音楽を聴くことが減ったというが、そもそもどう触れてきたのか。音楽の記憶を少し遡ってみた。
覚えている最古の音楽は、おそらく本堂から流れてきた恩徳讃かと思う。寺に併設する老人ホームに音楽クラブがあり、その人たちの演奏をバックに皆さんが歌っているのが毎朝聞こえてきた。
一方で、医大に通いながら大阪真宗学院に入ったとき(後に行かなくなるが)のこと。真宗宗歌を皆で歌ったとき、私は知らず歌えなかった。そのときの疎外感をよく覚えている。音楽が作る場はときに閉鎖的にもなりうる。

医大では軽音楽部に入った。私が知らない音楽を皆よく知っていた。ハードロックやヘヴィーメタル、ファンクやジャズまでいろいろな音楽に触れ、演奏したときには世界が拡がった気がした。

音楽には、聞くことと演奏すること以外に、「作る」ということもある。私は作曲も結構好きなのだが、作った曲には自分が出る。こんなものしか作れないのかと恥ずかしくなる。

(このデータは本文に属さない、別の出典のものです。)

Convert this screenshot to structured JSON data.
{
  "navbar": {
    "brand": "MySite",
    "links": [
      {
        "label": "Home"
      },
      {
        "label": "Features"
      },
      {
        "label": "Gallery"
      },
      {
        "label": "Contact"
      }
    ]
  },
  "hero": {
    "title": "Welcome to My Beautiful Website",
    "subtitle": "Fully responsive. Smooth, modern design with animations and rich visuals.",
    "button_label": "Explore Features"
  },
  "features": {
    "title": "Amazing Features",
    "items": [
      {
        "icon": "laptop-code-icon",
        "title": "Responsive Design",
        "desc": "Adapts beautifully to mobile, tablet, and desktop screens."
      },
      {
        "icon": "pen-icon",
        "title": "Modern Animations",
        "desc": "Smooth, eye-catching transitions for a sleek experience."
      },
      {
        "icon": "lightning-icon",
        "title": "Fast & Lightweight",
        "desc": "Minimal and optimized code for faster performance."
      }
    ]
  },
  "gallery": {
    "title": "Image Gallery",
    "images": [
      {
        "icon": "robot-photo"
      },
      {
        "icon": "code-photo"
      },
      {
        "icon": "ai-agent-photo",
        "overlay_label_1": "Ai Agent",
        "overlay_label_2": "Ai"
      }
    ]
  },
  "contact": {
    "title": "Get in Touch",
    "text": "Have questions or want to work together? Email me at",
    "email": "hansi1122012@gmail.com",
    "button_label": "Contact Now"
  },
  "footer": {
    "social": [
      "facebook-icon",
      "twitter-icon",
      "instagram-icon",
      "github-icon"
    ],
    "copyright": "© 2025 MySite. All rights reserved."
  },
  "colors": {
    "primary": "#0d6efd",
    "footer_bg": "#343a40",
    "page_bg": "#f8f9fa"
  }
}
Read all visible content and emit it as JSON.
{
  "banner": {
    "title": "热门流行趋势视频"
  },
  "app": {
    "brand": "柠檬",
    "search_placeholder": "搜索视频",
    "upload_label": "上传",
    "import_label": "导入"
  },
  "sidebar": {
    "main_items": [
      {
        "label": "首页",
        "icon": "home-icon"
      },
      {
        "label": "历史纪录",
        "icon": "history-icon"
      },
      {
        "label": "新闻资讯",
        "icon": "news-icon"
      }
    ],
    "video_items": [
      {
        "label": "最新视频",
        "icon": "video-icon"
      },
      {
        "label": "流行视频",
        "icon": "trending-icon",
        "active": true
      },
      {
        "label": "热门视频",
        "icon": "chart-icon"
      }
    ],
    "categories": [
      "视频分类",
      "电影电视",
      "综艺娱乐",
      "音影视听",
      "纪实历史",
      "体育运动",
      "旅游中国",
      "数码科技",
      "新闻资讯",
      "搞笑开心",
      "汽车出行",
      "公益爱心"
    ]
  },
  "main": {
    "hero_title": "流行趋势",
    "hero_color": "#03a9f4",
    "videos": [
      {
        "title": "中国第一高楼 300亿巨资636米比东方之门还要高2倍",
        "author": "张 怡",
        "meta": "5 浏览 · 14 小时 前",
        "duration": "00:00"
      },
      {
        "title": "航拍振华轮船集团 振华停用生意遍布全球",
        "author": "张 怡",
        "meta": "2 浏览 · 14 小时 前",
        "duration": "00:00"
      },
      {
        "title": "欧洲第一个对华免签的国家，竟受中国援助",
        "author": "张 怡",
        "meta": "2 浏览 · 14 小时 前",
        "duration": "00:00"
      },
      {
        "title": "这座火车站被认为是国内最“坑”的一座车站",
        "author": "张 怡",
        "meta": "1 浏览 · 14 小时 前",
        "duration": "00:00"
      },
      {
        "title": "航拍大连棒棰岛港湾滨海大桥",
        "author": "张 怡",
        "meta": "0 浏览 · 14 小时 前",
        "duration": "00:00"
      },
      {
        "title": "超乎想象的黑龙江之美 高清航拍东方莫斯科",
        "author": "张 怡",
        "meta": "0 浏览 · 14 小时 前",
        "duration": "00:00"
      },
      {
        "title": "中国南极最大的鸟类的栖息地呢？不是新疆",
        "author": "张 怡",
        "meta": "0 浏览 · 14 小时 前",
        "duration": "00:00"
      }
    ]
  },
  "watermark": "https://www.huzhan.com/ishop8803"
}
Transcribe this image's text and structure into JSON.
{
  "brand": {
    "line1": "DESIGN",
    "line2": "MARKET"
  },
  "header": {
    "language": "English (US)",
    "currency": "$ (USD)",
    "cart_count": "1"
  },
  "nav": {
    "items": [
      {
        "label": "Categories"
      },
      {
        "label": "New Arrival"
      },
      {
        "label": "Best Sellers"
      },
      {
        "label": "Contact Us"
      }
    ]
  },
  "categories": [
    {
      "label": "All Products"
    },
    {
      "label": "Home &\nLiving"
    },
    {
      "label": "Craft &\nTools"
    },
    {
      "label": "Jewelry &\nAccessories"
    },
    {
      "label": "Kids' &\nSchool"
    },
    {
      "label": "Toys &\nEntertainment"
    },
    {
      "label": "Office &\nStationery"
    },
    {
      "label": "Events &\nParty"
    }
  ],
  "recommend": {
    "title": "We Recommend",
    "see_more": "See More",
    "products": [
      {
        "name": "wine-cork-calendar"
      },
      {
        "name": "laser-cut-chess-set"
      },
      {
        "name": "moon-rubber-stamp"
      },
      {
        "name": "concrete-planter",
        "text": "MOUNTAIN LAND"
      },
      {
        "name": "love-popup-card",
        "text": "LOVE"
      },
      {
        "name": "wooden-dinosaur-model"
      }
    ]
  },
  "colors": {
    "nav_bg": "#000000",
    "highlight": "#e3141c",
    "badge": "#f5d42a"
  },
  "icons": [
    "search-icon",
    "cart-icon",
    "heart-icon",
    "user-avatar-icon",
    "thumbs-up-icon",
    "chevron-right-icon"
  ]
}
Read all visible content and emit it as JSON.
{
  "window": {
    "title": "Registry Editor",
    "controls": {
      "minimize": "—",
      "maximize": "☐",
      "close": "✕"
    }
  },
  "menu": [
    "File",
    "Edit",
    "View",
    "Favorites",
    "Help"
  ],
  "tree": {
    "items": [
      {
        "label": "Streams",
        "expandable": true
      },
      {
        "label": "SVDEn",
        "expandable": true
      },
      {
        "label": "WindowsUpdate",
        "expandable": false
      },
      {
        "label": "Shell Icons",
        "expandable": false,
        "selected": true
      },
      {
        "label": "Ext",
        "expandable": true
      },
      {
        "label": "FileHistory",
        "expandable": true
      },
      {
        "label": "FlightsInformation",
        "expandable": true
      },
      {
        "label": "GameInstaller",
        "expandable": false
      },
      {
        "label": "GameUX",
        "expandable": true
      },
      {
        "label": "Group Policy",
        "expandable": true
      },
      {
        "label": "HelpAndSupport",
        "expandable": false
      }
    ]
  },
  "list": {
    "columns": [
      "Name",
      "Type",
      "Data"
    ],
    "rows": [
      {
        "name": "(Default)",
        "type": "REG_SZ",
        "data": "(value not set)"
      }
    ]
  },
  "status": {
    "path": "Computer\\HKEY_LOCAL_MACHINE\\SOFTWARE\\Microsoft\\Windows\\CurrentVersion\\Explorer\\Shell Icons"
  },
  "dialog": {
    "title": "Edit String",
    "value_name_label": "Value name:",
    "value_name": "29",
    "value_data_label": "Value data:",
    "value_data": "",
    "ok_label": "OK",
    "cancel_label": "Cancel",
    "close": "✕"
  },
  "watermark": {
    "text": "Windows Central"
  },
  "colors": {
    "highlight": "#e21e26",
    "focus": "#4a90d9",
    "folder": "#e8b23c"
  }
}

作曲するには音楽理論も必要だと思って勉強した。するとこれが面白い。こうやって出来ているのかと感心する。ではオリジナリティとは何なのか。それが分からなくなるから理論は勉強しないという人もいる。しかし、あるジャズピアニストの言葉が腑に落ちた。「理論を深く知ることが私たちにより大きな可能性をもたらすことになっていくんですね。理論とは、普遍的なものを私たちの頭で理解しやすい形に記述したものです。(中略)「いい音を出したい」の一念であれこれやっているうちに、普遍的なものとの出会いを何度も経験するはずです。するとやがて個人的なちっぽけなものだと思っていたあなたのオリジナリティがいつの間にか大きく成長し、あなたの周りの自然、つまり普遍的な何かと一体となり、逆に大きくあなたを包み込むようになるのです」(中島久恵『JAZZ THEORY COURSE』)

普遍的なものとの出会いが私を顕かにし、私を歩ませる。そういうことが音楽で語られているのはとても面白い。歌が生まれ、場をつくり、歌い継がれていく。そんな歴史の中で、私はどんな歌に出会い、どんな歌を奏でるのか。

(*1)聞法会で恩徳讃を歌う:聞法会とは仏教の教えを聞く会のことで、聞法会では、会の最後に、親鸞聖人の和讃にメロディーをつけた「恩徳讃」を皆でうたって終わるという形をとることがしばしばある。コロナ禍で感染予防のためひかえられていた。